Avatar for Alexander Alexander wrote on 11 Jan 2022

Can't wait to see IDE auto complete support for configuration settings json file based on defined bindings in code. Intellij IDEA does for spring boot configuration settings. Is VS/C# so far from Java ecosystem?

Avatar for Peter Peter wrote on 08 Mar 2023

Hi Paul,
binding to list of objects or types (string, int ...) is not supported?

public record Foo(IEnumerable<string> Bars);

Avatar for Paul Hiles Paul Hiles wrote on 10 Mar 2023

@Peter - lists are not currently supported but PRs are welcome :-)

Avatar for César Adriel Airaldo César Adriel Airaldo wrote on 20 Nov 2023

Hello Paul! Brilliant content! To my surprise, this is a topic for which there is not much discussion, in fact, yours was the only quality discussion I found, detailing the actual problem, and possible solutions.

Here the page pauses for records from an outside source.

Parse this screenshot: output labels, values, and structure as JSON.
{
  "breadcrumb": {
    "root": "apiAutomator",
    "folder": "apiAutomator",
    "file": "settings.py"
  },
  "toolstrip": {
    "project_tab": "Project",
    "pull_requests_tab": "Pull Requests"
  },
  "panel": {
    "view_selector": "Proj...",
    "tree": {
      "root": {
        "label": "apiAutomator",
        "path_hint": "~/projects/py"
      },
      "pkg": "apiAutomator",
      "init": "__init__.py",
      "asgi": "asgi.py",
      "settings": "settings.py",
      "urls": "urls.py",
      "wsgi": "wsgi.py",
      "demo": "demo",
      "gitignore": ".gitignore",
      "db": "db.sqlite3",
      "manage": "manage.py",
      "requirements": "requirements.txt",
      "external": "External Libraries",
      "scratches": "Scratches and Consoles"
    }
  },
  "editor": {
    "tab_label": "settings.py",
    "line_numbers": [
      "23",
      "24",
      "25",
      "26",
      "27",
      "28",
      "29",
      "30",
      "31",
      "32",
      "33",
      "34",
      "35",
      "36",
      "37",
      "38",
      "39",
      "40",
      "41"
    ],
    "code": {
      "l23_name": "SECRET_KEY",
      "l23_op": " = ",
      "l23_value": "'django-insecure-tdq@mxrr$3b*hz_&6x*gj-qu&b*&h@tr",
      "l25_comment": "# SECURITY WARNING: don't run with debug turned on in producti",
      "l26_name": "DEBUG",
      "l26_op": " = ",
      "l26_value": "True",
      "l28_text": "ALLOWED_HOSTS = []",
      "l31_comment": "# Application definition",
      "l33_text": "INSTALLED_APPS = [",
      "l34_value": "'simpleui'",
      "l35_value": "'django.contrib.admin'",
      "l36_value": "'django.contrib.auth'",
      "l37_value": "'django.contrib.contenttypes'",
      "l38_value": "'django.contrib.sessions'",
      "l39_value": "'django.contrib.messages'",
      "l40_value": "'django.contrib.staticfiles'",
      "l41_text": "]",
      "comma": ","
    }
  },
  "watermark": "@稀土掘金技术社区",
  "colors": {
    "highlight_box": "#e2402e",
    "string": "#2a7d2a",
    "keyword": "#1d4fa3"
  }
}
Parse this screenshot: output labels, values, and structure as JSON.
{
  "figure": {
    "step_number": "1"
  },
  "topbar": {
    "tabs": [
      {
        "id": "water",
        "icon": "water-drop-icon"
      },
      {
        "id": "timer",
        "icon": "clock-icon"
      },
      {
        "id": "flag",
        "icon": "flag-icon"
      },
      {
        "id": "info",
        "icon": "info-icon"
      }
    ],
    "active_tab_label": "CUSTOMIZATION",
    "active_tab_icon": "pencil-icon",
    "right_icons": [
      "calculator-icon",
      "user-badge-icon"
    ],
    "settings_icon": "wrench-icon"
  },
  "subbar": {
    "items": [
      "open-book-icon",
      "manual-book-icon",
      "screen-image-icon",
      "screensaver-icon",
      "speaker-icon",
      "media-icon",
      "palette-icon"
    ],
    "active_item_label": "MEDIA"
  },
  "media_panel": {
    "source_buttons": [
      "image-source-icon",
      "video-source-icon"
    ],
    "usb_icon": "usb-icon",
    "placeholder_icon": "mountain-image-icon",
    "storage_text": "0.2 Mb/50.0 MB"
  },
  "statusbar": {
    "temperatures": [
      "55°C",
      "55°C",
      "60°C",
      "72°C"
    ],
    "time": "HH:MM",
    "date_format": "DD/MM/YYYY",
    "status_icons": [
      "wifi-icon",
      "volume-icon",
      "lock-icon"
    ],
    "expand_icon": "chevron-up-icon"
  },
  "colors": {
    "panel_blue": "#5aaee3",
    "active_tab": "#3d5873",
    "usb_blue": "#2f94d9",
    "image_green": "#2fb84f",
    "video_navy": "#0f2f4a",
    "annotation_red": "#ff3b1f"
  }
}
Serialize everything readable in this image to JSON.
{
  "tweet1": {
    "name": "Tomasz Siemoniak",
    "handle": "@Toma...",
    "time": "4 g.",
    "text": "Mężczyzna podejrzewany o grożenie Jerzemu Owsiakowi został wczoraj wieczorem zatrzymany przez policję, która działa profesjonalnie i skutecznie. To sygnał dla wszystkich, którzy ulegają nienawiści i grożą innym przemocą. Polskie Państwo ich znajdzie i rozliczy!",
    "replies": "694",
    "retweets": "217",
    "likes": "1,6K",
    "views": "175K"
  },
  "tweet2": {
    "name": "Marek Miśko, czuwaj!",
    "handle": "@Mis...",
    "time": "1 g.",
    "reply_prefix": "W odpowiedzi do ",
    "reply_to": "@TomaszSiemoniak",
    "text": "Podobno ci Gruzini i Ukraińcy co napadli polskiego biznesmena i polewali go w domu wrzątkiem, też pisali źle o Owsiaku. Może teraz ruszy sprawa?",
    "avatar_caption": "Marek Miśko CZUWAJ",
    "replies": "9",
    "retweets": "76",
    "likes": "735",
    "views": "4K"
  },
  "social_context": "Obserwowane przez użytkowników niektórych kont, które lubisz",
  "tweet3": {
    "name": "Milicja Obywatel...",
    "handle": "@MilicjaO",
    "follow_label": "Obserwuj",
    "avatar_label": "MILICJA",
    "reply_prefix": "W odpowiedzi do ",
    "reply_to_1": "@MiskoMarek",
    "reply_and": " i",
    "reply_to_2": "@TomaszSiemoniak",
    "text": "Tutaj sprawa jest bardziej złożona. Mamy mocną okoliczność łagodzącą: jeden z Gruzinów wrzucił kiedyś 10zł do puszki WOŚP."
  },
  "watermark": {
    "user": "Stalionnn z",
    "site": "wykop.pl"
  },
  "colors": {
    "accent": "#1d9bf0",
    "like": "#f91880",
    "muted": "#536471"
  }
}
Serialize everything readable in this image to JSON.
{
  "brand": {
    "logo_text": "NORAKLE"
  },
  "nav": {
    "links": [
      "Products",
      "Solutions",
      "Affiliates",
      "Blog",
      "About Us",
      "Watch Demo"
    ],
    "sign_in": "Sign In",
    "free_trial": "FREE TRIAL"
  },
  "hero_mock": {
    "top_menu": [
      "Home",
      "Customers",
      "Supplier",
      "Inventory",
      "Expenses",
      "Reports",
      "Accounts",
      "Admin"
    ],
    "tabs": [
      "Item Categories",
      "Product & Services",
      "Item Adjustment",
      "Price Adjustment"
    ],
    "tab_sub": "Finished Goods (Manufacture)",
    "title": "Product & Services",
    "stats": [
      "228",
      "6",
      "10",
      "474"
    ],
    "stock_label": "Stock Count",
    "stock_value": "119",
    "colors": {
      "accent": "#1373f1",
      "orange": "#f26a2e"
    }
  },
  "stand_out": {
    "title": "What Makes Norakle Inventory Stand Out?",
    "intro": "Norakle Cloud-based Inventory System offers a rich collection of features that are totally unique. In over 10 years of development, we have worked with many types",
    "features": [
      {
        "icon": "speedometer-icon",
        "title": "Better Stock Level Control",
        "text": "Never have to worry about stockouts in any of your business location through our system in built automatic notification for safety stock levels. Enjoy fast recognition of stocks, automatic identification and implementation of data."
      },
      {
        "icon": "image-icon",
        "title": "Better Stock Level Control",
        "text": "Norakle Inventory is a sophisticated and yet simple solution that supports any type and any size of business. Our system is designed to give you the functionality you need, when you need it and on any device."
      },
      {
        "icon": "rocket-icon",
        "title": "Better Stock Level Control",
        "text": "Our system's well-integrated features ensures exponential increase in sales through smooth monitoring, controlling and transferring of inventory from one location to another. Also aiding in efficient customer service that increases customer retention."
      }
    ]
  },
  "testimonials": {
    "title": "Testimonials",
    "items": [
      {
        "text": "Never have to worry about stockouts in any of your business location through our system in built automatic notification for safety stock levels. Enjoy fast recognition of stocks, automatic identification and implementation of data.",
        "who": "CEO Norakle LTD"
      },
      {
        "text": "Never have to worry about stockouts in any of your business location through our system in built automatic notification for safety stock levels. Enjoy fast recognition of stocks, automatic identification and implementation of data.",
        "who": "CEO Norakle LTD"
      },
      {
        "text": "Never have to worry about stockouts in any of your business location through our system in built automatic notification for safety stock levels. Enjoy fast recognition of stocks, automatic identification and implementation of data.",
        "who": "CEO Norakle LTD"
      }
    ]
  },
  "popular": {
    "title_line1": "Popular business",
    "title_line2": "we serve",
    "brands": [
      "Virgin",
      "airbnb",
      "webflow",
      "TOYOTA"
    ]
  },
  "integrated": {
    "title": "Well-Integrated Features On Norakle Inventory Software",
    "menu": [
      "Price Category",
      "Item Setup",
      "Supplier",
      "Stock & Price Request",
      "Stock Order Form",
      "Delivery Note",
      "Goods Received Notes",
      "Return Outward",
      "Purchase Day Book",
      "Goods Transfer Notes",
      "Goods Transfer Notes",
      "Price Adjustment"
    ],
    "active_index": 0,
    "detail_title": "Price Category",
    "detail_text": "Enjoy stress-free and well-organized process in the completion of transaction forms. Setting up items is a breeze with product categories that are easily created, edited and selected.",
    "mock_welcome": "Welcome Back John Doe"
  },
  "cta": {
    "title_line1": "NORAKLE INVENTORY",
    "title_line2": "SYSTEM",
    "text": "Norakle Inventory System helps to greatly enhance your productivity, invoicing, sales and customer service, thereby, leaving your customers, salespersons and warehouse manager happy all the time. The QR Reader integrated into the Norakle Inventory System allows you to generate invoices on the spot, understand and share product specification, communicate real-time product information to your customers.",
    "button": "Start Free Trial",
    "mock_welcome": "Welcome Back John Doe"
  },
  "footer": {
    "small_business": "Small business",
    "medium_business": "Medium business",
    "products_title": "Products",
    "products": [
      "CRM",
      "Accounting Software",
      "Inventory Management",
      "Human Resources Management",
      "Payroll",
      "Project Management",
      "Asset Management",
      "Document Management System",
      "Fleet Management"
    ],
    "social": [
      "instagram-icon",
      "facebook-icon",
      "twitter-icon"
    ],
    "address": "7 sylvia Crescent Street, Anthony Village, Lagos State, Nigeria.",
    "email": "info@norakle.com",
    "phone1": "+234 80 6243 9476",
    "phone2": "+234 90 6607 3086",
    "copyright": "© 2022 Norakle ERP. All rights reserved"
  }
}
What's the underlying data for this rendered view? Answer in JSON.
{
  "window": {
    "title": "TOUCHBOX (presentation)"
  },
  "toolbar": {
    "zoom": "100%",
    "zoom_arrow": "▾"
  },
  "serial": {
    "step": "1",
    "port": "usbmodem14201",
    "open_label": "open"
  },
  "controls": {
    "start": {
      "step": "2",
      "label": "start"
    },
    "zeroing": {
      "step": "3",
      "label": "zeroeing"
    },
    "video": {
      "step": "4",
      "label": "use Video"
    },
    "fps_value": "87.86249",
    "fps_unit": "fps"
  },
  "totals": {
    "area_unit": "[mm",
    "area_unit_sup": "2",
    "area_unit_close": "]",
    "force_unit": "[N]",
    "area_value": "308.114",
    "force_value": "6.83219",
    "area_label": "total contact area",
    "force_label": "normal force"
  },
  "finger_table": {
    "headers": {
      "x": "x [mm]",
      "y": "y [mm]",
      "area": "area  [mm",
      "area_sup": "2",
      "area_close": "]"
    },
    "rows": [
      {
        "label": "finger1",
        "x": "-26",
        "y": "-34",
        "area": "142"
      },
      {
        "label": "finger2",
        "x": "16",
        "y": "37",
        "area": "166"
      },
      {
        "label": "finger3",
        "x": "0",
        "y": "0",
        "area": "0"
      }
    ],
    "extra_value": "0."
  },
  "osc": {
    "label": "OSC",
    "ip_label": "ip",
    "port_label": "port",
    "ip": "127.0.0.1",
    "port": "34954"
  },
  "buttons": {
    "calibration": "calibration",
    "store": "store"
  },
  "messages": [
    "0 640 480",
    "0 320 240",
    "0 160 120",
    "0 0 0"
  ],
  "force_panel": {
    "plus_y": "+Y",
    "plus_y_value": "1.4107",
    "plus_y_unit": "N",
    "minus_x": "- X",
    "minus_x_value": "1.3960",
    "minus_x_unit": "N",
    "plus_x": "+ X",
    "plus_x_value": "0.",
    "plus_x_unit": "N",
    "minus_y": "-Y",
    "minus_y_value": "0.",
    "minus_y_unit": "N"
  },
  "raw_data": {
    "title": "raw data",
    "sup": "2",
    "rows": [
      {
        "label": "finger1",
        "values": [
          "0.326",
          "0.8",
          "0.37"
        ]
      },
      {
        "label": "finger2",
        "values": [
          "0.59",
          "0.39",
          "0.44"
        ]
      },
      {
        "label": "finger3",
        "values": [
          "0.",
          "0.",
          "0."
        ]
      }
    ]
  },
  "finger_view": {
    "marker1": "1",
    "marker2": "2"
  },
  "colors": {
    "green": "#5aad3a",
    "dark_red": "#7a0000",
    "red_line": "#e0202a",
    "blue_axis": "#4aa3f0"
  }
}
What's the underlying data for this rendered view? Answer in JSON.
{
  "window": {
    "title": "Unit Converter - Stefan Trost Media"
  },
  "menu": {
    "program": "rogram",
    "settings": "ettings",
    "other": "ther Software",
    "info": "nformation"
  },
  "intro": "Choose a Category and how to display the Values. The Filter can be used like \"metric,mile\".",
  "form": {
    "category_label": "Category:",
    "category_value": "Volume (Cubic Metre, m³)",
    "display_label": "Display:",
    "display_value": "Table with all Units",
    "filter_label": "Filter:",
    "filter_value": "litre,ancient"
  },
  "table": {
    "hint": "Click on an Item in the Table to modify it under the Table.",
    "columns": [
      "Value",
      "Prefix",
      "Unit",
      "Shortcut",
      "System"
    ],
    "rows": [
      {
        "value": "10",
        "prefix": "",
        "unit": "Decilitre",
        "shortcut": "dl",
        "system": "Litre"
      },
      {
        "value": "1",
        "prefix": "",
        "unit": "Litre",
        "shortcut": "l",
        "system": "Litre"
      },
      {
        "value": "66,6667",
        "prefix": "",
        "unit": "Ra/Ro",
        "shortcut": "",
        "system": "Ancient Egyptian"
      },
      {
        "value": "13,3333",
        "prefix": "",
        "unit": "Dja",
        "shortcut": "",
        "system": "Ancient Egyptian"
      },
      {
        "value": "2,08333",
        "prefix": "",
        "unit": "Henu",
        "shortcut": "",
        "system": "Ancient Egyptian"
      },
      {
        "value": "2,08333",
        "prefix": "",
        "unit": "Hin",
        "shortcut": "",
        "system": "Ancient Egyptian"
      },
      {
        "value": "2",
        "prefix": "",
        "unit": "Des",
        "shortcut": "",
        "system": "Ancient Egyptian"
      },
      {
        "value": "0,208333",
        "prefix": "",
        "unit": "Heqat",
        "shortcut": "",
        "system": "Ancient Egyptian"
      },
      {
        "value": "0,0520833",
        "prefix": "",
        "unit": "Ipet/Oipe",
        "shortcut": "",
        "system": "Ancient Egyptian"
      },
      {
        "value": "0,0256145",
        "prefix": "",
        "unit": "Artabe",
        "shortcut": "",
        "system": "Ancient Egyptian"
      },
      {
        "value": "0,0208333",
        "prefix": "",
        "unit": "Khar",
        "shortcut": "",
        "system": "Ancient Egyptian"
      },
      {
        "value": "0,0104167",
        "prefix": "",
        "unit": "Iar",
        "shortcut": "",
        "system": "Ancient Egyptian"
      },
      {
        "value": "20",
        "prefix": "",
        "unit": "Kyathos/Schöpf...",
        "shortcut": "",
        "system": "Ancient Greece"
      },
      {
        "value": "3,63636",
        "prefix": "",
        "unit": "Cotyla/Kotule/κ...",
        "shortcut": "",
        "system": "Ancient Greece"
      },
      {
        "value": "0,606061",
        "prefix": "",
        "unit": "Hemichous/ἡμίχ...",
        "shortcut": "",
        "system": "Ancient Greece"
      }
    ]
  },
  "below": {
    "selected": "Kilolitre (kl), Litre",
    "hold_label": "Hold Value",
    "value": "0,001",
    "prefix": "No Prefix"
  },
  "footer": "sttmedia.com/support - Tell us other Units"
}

Your library is great :) thank you!

I tell you that the approach that I have been using as a "good practice" is that for each Configuration class (for example MySettingClass), I create a class that extends it, and has the "GetMySettingClass" method. In it, I use the classic GetSection, and after that I configure all the exceptions that I want to throw if any of the binded properties is null or in the form I require.

I know we have the ability to validate our configuration classes in OptionPattern now. But what if I don't want to generate the configuration class as a dependency because I'm only going to use it once?

Thanks for your thoughts and reflections on this!